When Hezekiah began to reign, he made a covenant with the Lord and reinstated the tithe and worship systems. He was a good king, and apparently tried to undo much of his father’s disobedience. He destroyed the objects and places of idol worship and restored God’s temple which his father had desecrated.
Hezekiah trusted in the Lord and even invited the northern kingdom of Israel to a Passover, saying “O people of Israel, return to the Lord, the God of Abraham, Isaac, and Israel, that he may turn again to the remnant of you….yield yourselves to the Lord, and come to his sanctuary…and serve the Lord your God, that his fierce anger may turn away from you…..For the Lord your God is gracious and merciful, and will not turn away his face from you if you return to him,” (2 Chron. 30:6-9).
Most of Israel laughed and mocked (v.10-11) and only a few of them came. But the people of Judah were of one heart to obey the king. There was massive revival in the land of Judah. They wanted to return to the LORD and obey him.
In the fourteenth year of his reign, Hezekiah was tested. The King of Assyria came against Judah. He was angry that Hezekiah refused to serve him. Hezekiah had trusted and served God from the beginning of his reign, but King Sennacherib presented a new challenge in trust.
Assyria was a great world power, and Sennacherib expected everyone to be terrified of him. Yet, Hezekiah had dared to withhold tribute money. So the Assyrian King sent a message to try to scare him into submission.
Hezekiah responded by putting on sackcloth and going to the temple to pray.
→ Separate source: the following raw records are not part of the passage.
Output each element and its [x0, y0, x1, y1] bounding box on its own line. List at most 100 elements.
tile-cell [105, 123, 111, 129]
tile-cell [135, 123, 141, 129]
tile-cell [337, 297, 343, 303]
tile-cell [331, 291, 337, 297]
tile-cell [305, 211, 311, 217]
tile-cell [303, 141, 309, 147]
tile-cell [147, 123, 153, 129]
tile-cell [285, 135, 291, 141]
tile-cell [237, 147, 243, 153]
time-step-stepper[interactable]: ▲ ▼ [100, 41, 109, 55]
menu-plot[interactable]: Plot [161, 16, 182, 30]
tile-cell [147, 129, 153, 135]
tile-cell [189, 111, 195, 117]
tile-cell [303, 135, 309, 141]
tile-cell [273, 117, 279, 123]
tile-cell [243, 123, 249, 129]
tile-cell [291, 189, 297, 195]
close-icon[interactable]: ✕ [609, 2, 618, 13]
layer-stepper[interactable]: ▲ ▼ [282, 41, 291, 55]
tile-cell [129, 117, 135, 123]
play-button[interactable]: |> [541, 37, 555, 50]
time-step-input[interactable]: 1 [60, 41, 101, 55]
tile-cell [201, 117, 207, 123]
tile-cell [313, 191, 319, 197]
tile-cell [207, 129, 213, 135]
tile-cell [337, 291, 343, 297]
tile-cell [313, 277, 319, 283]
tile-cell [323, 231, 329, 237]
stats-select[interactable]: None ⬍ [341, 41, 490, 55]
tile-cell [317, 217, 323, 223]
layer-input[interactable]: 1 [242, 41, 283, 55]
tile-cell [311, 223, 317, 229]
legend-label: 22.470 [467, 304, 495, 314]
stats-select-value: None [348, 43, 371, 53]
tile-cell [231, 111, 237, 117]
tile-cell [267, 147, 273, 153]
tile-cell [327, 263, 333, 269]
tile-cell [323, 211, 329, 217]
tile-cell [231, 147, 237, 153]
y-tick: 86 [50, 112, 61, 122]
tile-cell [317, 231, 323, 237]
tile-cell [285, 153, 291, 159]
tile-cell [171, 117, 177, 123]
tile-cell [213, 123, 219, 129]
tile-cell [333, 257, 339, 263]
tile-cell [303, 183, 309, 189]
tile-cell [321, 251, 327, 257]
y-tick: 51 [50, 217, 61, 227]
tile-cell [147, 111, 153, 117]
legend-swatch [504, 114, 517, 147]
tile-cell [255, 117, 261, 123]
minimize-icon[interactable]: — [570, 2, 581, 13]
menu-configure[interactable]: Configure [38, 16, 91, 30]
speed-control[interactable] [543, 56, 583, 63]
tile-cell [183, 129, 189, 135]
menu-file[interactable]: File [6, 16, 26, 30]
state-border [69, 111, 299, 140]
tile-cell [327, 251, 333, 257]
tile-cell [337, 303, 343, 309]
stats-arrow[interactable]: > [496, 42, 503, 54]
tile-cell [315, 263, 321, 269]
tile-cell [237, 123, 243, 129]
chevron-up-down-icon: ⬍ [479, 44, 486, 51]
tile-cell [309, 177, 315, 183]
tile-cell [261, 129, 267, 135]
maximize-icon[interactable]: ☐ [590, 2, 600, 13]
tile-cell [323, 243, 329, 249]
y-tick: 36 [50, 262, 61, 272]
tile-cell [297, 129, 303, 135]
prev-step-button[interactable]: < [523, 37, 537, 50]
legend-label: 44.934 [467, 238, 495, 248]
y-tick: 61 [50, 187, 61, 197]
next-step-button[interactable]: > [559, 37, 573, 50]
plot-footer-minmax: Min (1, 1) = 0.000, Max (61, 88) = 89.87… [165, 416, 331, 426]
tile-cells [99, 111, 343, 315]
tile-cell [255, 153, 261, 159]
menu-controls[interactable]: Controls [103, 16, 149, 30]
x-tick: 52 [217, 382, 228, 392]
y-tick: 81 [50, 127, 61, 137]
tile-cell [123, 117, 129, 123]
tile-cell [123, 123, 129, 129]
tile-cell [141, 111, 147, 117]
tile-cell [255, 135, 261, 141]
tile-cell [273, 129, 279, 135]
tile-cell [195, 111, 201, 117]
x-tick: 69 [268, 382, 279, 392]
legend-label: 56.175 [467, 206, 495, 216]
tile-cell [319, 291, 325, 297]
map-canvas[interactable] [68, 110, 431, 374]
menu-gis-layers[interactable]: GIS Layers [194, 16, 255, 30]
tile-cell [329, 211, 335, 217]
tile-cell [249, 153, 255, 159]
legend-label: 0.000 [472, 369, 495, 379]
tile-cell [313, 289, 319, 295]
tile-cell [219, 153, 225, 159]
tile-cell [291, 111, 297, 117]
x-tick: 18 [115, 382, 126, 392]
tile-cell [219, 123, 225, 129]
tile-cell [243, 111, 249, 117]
He sent officials to Isaiah with news of the trouble, asking for prayer.
Isaiah gave him God’s message: “Do not be afraid…. he shall hear a rumor, and return to his own land; and I will make him fall by the sword in his own land.”
This is much the same as what Isaiah had told Ahaz in Isaiah 7:4. But Hezekiah believed Isaiah. Instead of responding to Sennacherib’s threatening letters, he went to the temple and spread the letter out before God in prayer. (Hezekiah’s beautiful prayer is in Isaiah 37:14–20). He trusted God, Creator of heaven and earth.
Sennacherib mocked and insulted The Holy One of Israel who knows everything about everyone. God promised the enemy would not set foot in Jerusalem because God would defend the city. The arrogant Sennacherib, who boasted he could defeat Israel’s God, ended up assassinated by his own sons.
Hezekiah passed the test victoriously! He trusted God and God came through for him.